In most cases where the account has been updated the individual simply changed their Twitter username, sometimes remove “Rep” from it–like RepJoeKennedy to JoeKennedy. As an aside I’m kind of surprised that Twitter username wasn’t taken to be honest. Maybe that’s a perk of having a verified account or of being a politician? But if you look closely you can see there were a few that seemed to have deleted their account altogether:

name url url_ok user_id
Susan A. Davis False 432771620
Bill Flores False 237312687
F. James Sensenbrenner, Jr. False 851621377
Donna E. Shalala False 1060584809095925762
Steve Watkins False 1080307235350241280

There are two notable exceptions to this. The first is Vice President Kamala Harris. My logic for determining if a person was leaving Congress was to see if they served in a term ending on 2021-01-03, and weren’t serving in a term starting then. But Harris is different because her term as a Senator is listed as ending on 2021-01-18. Her old account @senkamalaharris is no longer available, but her Twitter User ID is still active and is now attached to the account at @VP. The other of course is Joe Biden, who stopped being a senator in order to become the President. His Twitter account remains the same at @joebiden.

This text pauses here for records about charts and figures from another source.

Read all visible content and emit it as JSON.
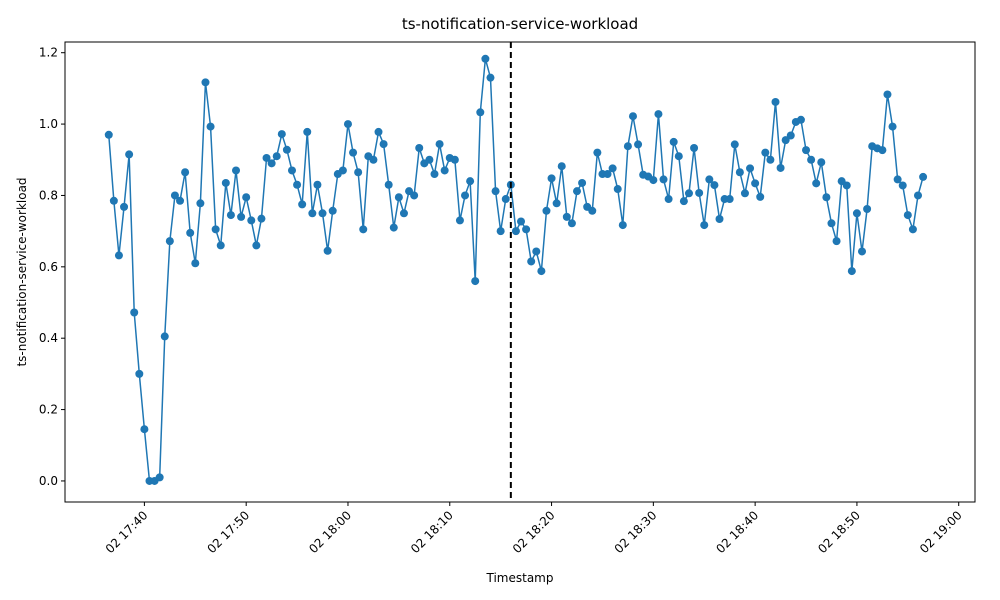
{
  "chart_data": {
    "type": "line",
    "title": "ts-notification-service-workload",
    "x_label": "Timestamp",
    "y_label": "ts-notification-service-workload",
    "x": [
      1056.5,
      1057,
      1057.5,
      1058,
      1058.5,
      1059,
      1059.5,
      1060,
      1060.5,
      1061,
      1061.5,
      1062,
      1062.5,
      1063,
      1063.5,
      1064,
      1064.5,
      1065,
      1065.5,
      1066,
      1066.5,
      1067,
      1067.5,
      1068,
      1068.5,
      1069,
      1069.5,
      1070,
      1070.5,
      1071,
      1071.5,
      1072,
      1072.5,
      1073,
      1073.5,
      1074,
      1074.5,
      1075,
      1075.5,
      1076,
      1076.5,
      1077,
      1077.5,
      1078,
      1078.5,
      1079,
      1079.5,
      1080,
      1080.5,
      1081,
      1081.5,
      1082,
      1082.5,
      1083,
      1083.5,
      1084,
      1084.5,
      1085,
      1085.5,
      1086,
      1086.5,
      1087,
      1087.5,
      1088,
      1088.5,
      1089,
      1089.5,
      1090,
      1090.5,
      1091,
      1091.5,
      1092,
      1092.5,
      1093,
      1093.5,
      1094,
      1094.5,
      1095,
      1095.5,
      1096,
      1096.5,
      1097,
      1097.5,
      1098,
      1098.5,
      1099,
      1099.5,
      1100,
      1100.5,
      1101,
      1101.5,
      1102,
      1102.5,
      1103,
      1103.5,
      1104,
      1104.5,
      1105,
      1105.5,
      1106,
      1106.5,
      1107,
      1107.5,
      1108,
      1108.5,
      1109,
      1109.5,
      1110,
      1110.5,
      1111,
      1111.5,
      1112,
      1112.5,
      1113,
      1113.5,
      1114,
      1114.5,
      1115,
      1115.5,
      1116,
      1116.5,
      1117,
      1117.5,
      1118,
      1118.5,
      1119,
      1119.5,
      1120,
      1120.5,
      1121,
      1121.5,
      1122,
      1122.5,
      1123,
      1123.5,
      1124,
      1124.5,
      1125,
      1125.5,
      1126,
      1126.5,
      1127,
      1127.5,
      1128,
      1128.5,
      1129,
      1129.5,
      1130,
      1130.5,
      1131,
      1131.5,
      1132,
      1132.5,
      1133,
      1133.5,
      1134,
      1134.5,
      1135,
      1135.5,
      1136,
      1136.5
    ],
    "series": [
      {
        "name": "ts-notification-service-workload",
        "color": "#1f77b4",
        "values": [
          0.97,
          0.785,
          0.632,
          0.768,
          0.915,
          0.472,
          0.3,
          0.145,
          0.0,
          0.0,
          0.01,
          0.405,
          0.672,
          0.8,
          0.785,
          0.865,
          0.695,
          0.61,
          0.778,
          1.117,
          0.993,
          0.705,
          0.66,
          0.835,
          0.745,
          0.87,
          0.74,
          0.795,
          0.73,
          0.66,
          0.735,
          0.905,
          0.89,
          0.91,
          0.972,
          0.928,
          0.87,
          0.83,
          0.775,
          0.978,
          0.75,
          0.83,
          0.75,
          0.645,
          0.757,
          0.86,
          0.87,
          1.0,
          0.92,
          0.865,
          0.705,
          0.91,
          0.9,
          0.978,
          0.944,
          0.83,
          0.71,
          0.795,
          0.75,
          0.812,
          0.8,
          0.933,
          0.89,
          0.9,
          0.86,
          0.944,
          0.87,
          0.905,
          0.9,
          0.73,
          0.8,
          0.84,
          0.56,
          1.033,
          1.183,
          1.13,
          0.812,
          0.7,
          0.79,
          0.83,
          0.7,
          0.727,
          0.705,
          0.615,
          0.643,
          0.588,
          0.757,
          0.848,
          0.778,
          0.882,
          0.74,
          0.722,
          0.812,
          0.835,
          0.768,
          0.757,
          0.92,
          0.86,
          0.86,
          0.876,
          0.818,
          0.717,
          0.938,
          1.022,
          0.943,
          0.858,
          0.853,
          0.843,
          1.028,
          0.845,
          0.79,
          0.95,
          0.91,
          0.784,
          0.806,
          0.933,
          0.807,
          0.717,
          0.845,
          0.829,
          0.734,
          0.79,
          0.79,
          0.943,
          0.865,
          0.806,
          0.876,
          0.834,
          0.796,
          0.92,
          0.9,
          1.062,
          0.877,
          0.955,
          0.968,
          1.006,
          1.012,
          0.927,
          0.9,
          0.834,
          0.893,
          0.795,
          0.722,
          0.672,
          0.84,
          0.828,
          0.588,
          0.75,
          0.643,
          0.762,
          0.938,
          0.932,
          0.927,
          1.083,
          0.993,
          0.845,
          0.828,
          0.745,
          0.705,
          0.8,
          0.852
        ]
      }
    ],
    "vline": 1096,
    "xlim": [
      1052.2,
      1141.6
    ],
    "xticks": [
      {
        "value": 1060,
        "label": "02 17:40"
      },
      {
        "value": 1070,
        "label": "02 17:50"
      },
      {
        "value": 1080,
        "label": "02 18:00"
      },
      {
        "value": 1090,
        "label": "02 18:10"
      },
      {
        "value": 1100,
        "label": "02 18:20"
      },
      {
        "value": 1110,
        "label": "02 18:30"
      },
      {
        "value": 1120,
        "label": "02 18:40"
      },
      {
        "value": 1130,
        "label": "02 18:50"
      },
      {
        "value": 1140,
        "label": "02 19:00"
      }
    ],
    "ylim": [
      -0.059,
      1.23
    ],
    "yticks": [
      {
        "value": 0,
        "label": "0.0"
      },
      {
        "value": 0.2,
        "label": "0.2"
      },
      {
        "value": 0.4,
        "label": "0.4"
      },
      {
        "value": 0.6,
        "label": "0.6"
      },
      {
        "value": 0.8,
        "label": "0.8"
      },
      {
        "value": 1,
        "label": "1.0"
      },
      {
        "value": 1.2,
        "label": "1.2"
      }
    ]
  }
}
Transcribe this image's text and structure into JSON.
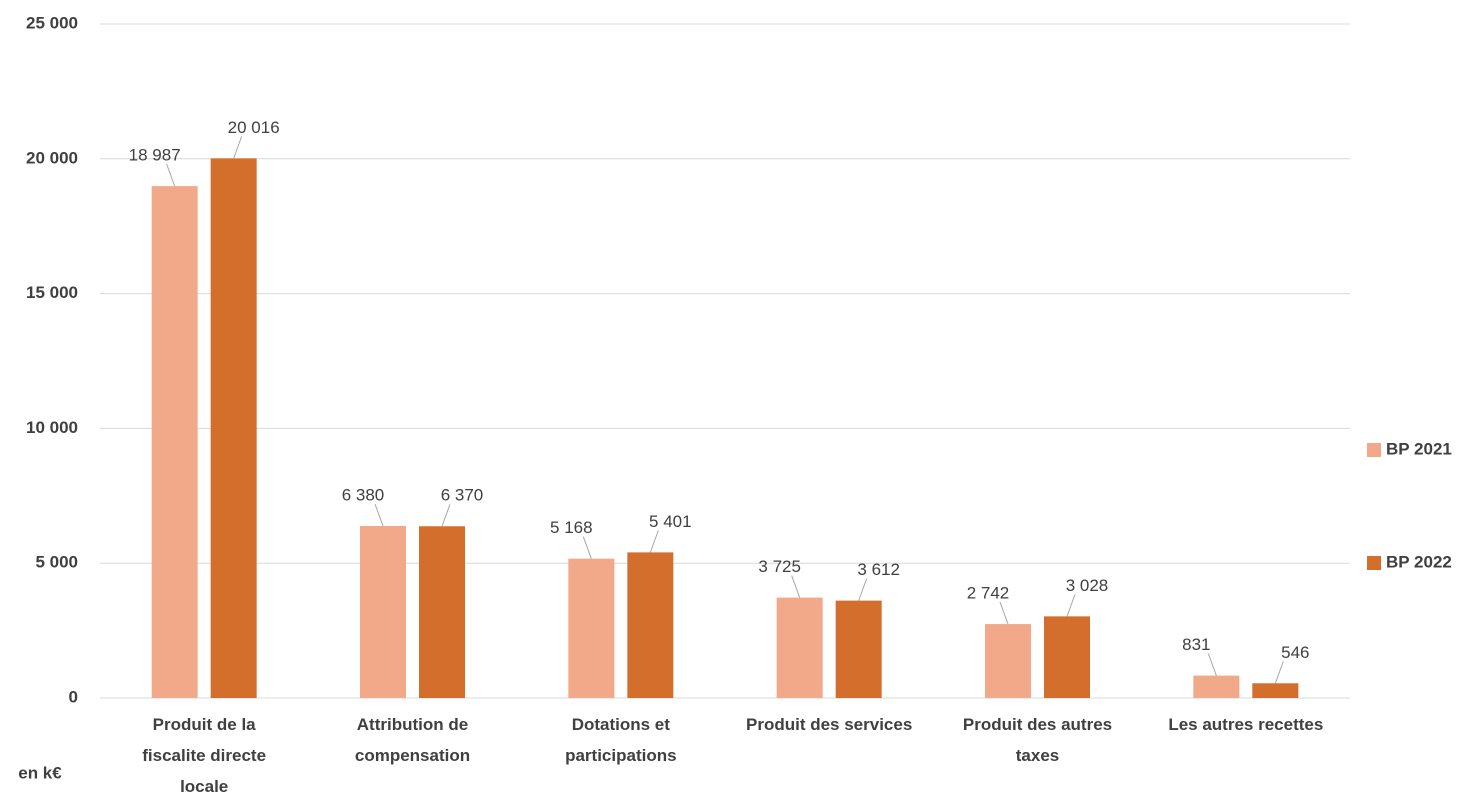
{
  "chart_data": {
    "type": "bar",
    "y_label": "en k€",
    "categories": [
      "Produit de la fiscalite directe locale",
      "Attribution de compensation",
      "Dotations et participations",
      "Produit des services",
      "Produit des autres taxes",
      "Les autres recettes"
    ],
    "series": [
      {
        "name": "BP 2021",
        "color": "#f2a98a",
        "values": [
          18987,
          6380,
          5168,
          3725,
          2742,
          831
        ],
        "value_labels": [
          "18 987",
          "6 380",
          "5 168",
          "3 725",
          "2 742",
          "831"
        ]
      },
      {
        "name": "BP 2022",
        "color": "#d36e2c",
        "values": [
          20016,
          6370,
          5401,
          3612,
          3028,
          546
        ],
        "value_labels": [
          "20 016",
          "6 370",
          "5 401",
          "3 612",
          "3 028",
          "546"
        ]
      }
    ],
    "ylim": [
      0,
      25000
    ],
    "yticks": [
      {
        "value": 0,
        "label": "0"
      },
      {
        "value": 5000,
        "label": "5 000"
      },
      {
        "value": 10000,
        "label": "10 000"
      },
      {
        "value": 15000,
        "label": "15 000"
      },
      {
        "value": 20000,
        "label": "20 000"
      },
      {
        "value": 25000,
        "label": "25 000"
      }
    ],
    "grid": true,
    "legend": "right"
  }
}
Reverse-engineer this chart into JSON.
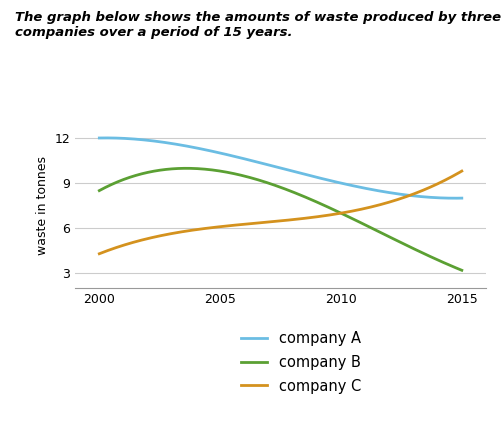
{
  "title_line1": "The graph below shows the amounts of waste produced by three",
  "title_line2": "companies over a period of 15 years.",
  "ylabel": "waste in tonnes",
  "years": [
    2000,
    2005,
    2010,
    2015
  ],
  "company_A": [
    12.0,
    11.0,
    9.0,
    8.0
  ],
  "company_B": [
    8.5,
    9.8,
    7.0,
    3.2
  ],
  "company_C": [
    4.3,
    6.1,
    7.0,
    9.8
  ],
  "color_A": "#6BBDE3",
  "color_B": "#5BA033",
  "color_C": "#D4921E",
  "xlim": [
    1999,
    2016
  ],
  "ylim": [
    2,
    13
  ],
  "yticks": [
    3,
    6,
    9,
    12
  ],
  "xticks": [
    2000,
    2005,
    2010,
    2015
  ],
  "legend_labels": [
    "company A",
    "company B",
    "company C"
  ],
  "title_fontsize": 9.5,
  "axis_fontsize": 9,
  "tick_fontsize": 9,
  "legend_fontsize": 10.5
}
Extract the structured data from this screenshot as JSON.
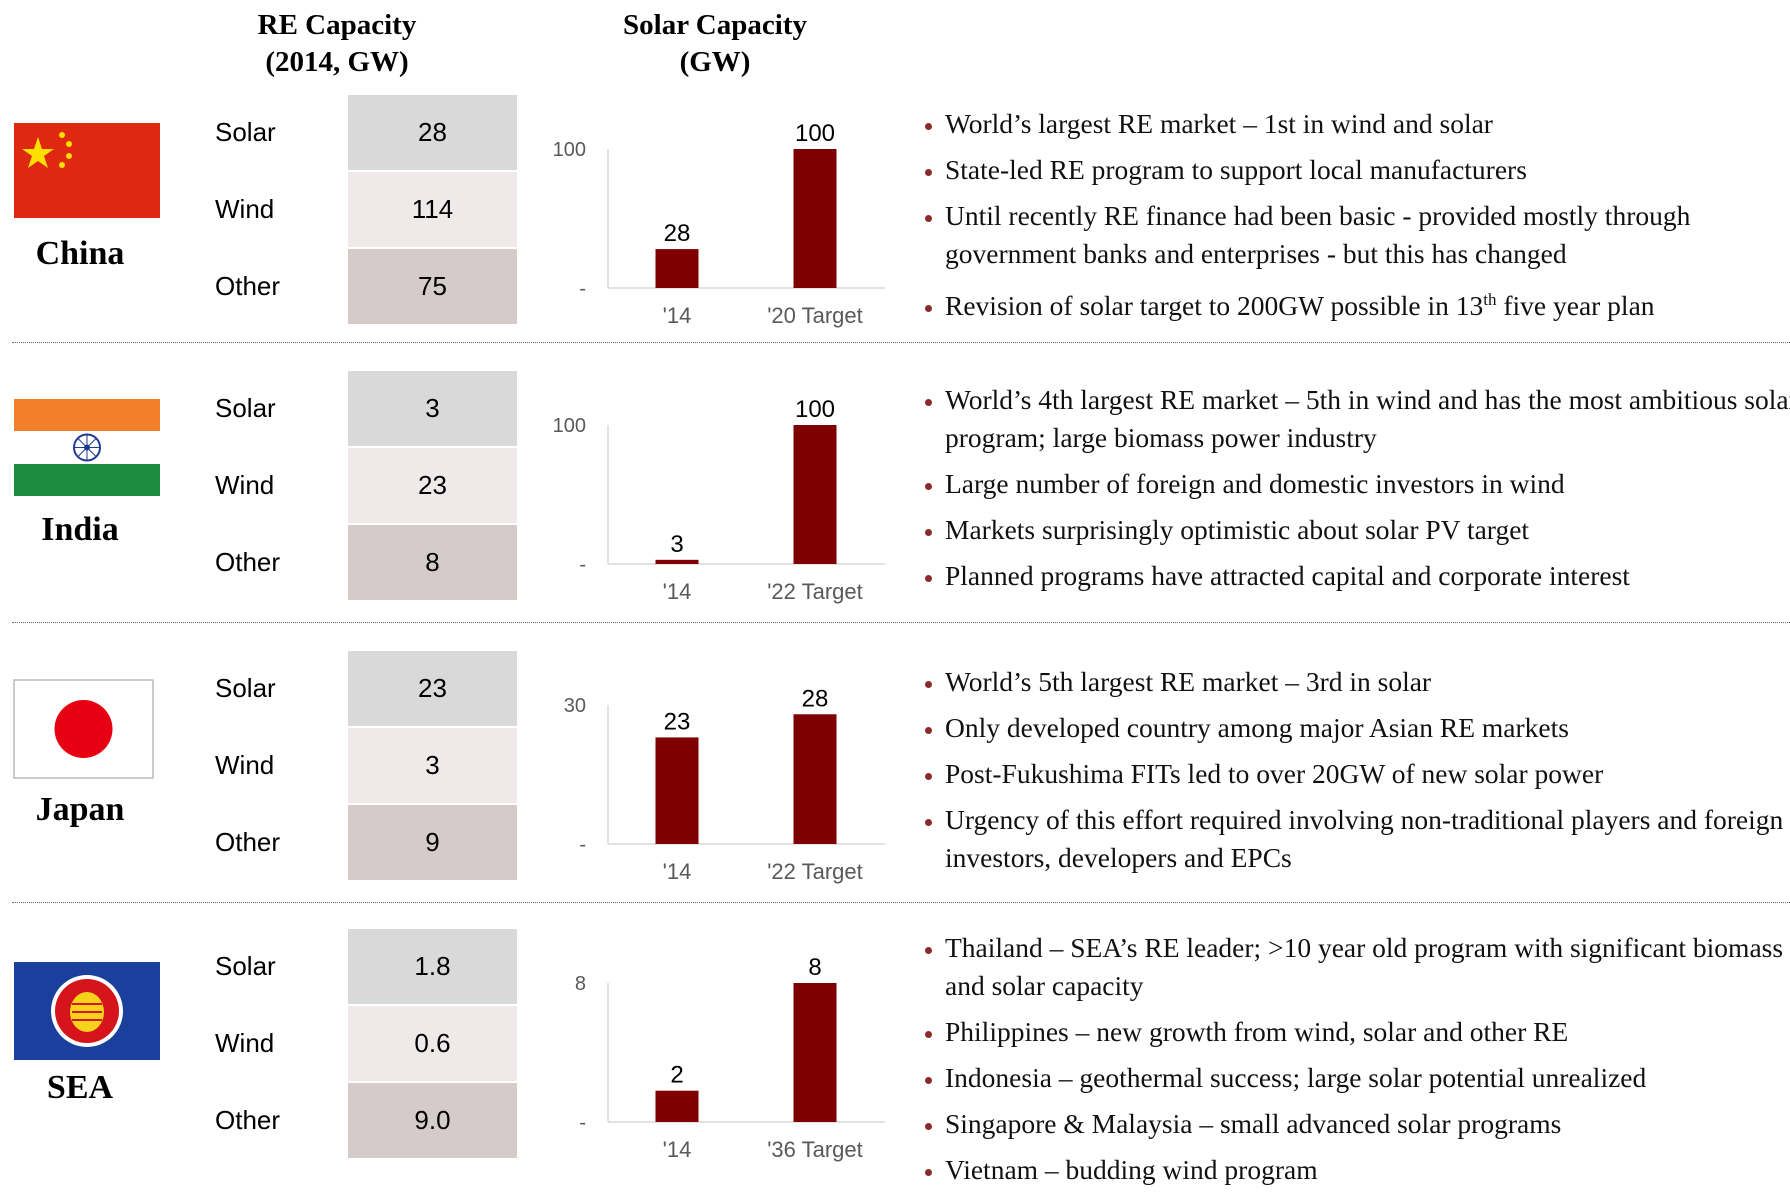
{
  "header": {
    "table_title": [
      "RE Capacity",
      "(2014, GW)"
    ],
    "chart_title": [
      "Solar Capacity",
      "(GW)"
    ]
  },
  "regions": [
    {
      "name": "China",
      "table": {
        "rows": [
          [
            "Solar",
            "28"
          ],
          [
            "Wind",
            "114"
          ],
          [
            "Other",
            "75"
          ]
        ]
      },
      "bullets": [
        "World’s largest RE market – 1st in wind and solar",
        "State-led RE program to support local manufacturers",
        "Until recently RE finance had been basic - provided mostly through government banks and enterprises -  but this has changed",
        {
          "text": "Revision of solar target to 200GW possible in 13",
          "sup": "th",
          "after": " five year plan"
        }
      ]
    },
    {
      "name": "India",
      "table": {
        "rows": [
          [
            "Solar",
            "3"
          ],
          [
            "Wind",
            "23"
          ],
          [
            "Other",
            "8"
          ]
        ]
      },
      "bullets": [
        "World’s 4th largest RE market – 5th in wind and has the most ambitious solar program; large biomass power industry",
        "Large number of foreign and domestic investors in wind",
        "Markets surprisingly optimistic about solar PV target",
        "Planned programs have attracted capital and corporate interest"
      ]
    },
    {
      "name": "Japan",
      "table": {
        "rows": [
          [
            "Solar",
            "23"
          ],
          [
            "Wind",
            "3"
          ],
          [
            "Other",
            "9"
          ]
        ]
      },
      "bullets": [
        "World’s 5th largest RE market – 3rd in solar",
        "Only developed country among major Asian RE markets",
        "Post-Fukushima FITs led to over 20GW of new solar power",
        "Urgency of this effort required involving non-traditional players and foreign investors, developers and EPCs"
      ]
    },
    {
      "name": "SEA",
      "table": {
        "rows": [
          [
            "Solar",
            "1.8"
          ],
          [
            "Wind",
            "0.6"
          ],
          [
            "Other",
            "9.0"
          ]
        ]
      },
      "bullets": [
        "Thailand – SEA’s RE leader; >10 year old program with significant biomass and solar capacity",
        "Philippines – new growth from wind, solar and other RE",
        "Indonesia – geothermal success; large solar potential unrealized",
        "Singapore & Malaysia – small advanced solar programs",
        "Vietnam – budding wind program"
      ]
    }
  ],
  "chart_data": [
    {
      "type": "bar",
      "categories": [
        "'14",
        "'20 Target"
      ],
      "values": [
        28,
        100
      ],
      "color": "#7f0000",
      "ylim": [
        0,
        100
      ],
      "yticks": [
        {
          "value": 0,
          "label": "-"
        },
        100
      ]
    },
    {
      "type": "bar",
      "categories": [
        "'14",
        "'22 Target"
      ],
      "values": [
        3,
        100
      ],
      "color": "#7f0000",
      "ylim": [
        0,
        100
      ],
      "yticks": [
        {
          "value": 0,
          "label": "-"
        },
        100
      ]
    },
    {
      "type": "bar",
      "categories": [
        "'14",
        "'22 Target"
      ],
      "values": [
        23,
        28
      ],
      "color": "#7f0000",
      "ylim": [
        0,
        30
      ],
      "yticks": [
        {
          "value": 0,
          "label": "-"
        },
        30
      ]
    },
    {
      "type": "bar",
      "categories": [
        "'14",
        "'36 Target"
      ],
      "values": [
        1.8,
        8
      ],
      "value_labels": [
        "2",
        "8"
      ],
      "color": "#7f0000",
      "ylim": [
        0,
        8
      ],
      "yticks": [
        {
          "value": 0,
          "label": "-"
        },
        8
      ]
    }
  ]
}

It’s worth highlighting here how there seems to be no uniform approach to handling this process. In one case @senkamalaharris is temporarily blessed as the VP, with a unified account history underneath. In the other there is a separation between @joebiden and @POTUS. It seems like Twitter has some work to do on managing identities, or maybe the Congress needs to prescribe a set of procedures? Or maybe I’m missing part of the picture, and that just as @RepJoeKennedy somehow changed back to @JoeKennedy there is some namespace management going on behind the scenes?

If you are interested in other social media platforms like Facebook, Instagram and YouTube the unitedstates project tracks information for those platforms too. I merged that information into the legislators.yaml file I discussed here if you want to try to check them. I think that one thing this experiment shows is that if the platform allows for usernames to be changed it is critical to track the user id as well. I didn’t do the work to check that those accounts exist. But that’s a project for another day.

I’m not sure this list of five deleted accounts is terribly interesting at the end of all this. Possibly? But on the plus side I did learn how to interact with Git better from Python, which is something I can imagine returning to in the future. It’s not every day that you have to think of the versions of a dataset as an important feature of the data, outside of serving as a backup that can be reverted to if necessary. But of course data changes in time, and if seeing that data over time is useful, then the revision history takes on a new significance. It’s nothing new to see version control systems as critical data provenance technologies, but it felt new to actually use one that way to answer a question. Thanks Mark!